PUI2016 Extra Credit Project Proposal
Anthropogenic Impacts found the Bedrock Layer<Dana Karwas, dlk253, dlk253>
Problem Description: Coastal Urban ecosystems are under the constant pressure of natural and man made forces. How much is the bedrock layer effected by urban coastal ecosystems? By identifying patterns at the bedrock layer is it possible to identify urban coastal areas through their bedrock profile? Can an algorithm to measure anthropogenic impacts on urban coastal ecosystems be established by applying visual synthesis and analysis techniques to bedrock models? What can the bedrock tell us about the current state of our coastal cities? Can a metric for human impact be established by looking at the shape and topographic details of the bedrock?
The dataset this that is available and suitable is the Earth 2014 arcmin global topography and relief models from Curtin University. The data includes a global bedrock only layer which is what I would like to start with. It is available as gridded data and degree‐10,800 spherical harmonic. The bedrock (BED) includes Earth`s relief without water and ice masses.
This data was found it in the paper linked below with accompanying data gateway.

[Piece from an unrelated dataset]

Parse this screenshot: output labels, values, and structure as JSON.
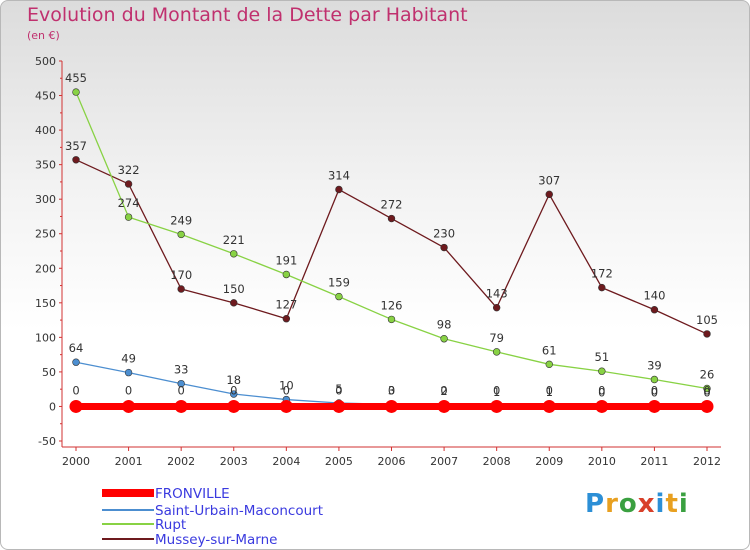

Data Source: Western Australian Center for Geodesy, Curtin University Perth
This data is suitable for my questions because it has an isolated bedrock layer for the entire globe. The analysis will be made on three coastal urban cities in the US (New York City, Los Angeles, and New Orleans). I will have to pay close attention to land and ocean stitching and may need to find additional data to fill in data gaps in resolution if needed. I will also need to play close attention to the coordinate system transformation for my datasets. I will look for topographic anomalies by using imaging processing techniques on the shape files. I will establish a search criteria through image processing (histogram matching/analysis) for "man-made" interventions - ultimately leading to machine learning (this is very ambitious, and would be happy if I could just begin to compare a few histograms).
Other data of interest:
1- ETOPO1 (1 arc minute)
2- SRTM30_PLUS (0.5 arc minute ~ 900 meters) and SRTM15_PLUS (0.25 arc minute ~ 450 meters)
The MOLA Mission Experiment Gridded Data Records (MEGDRs) are global topographic maps of Mars
Image processing techniques such as histogram matching could be used as a way to compare the datasets. Finding patterns in the histograms would be one way to begin identifying the impacts.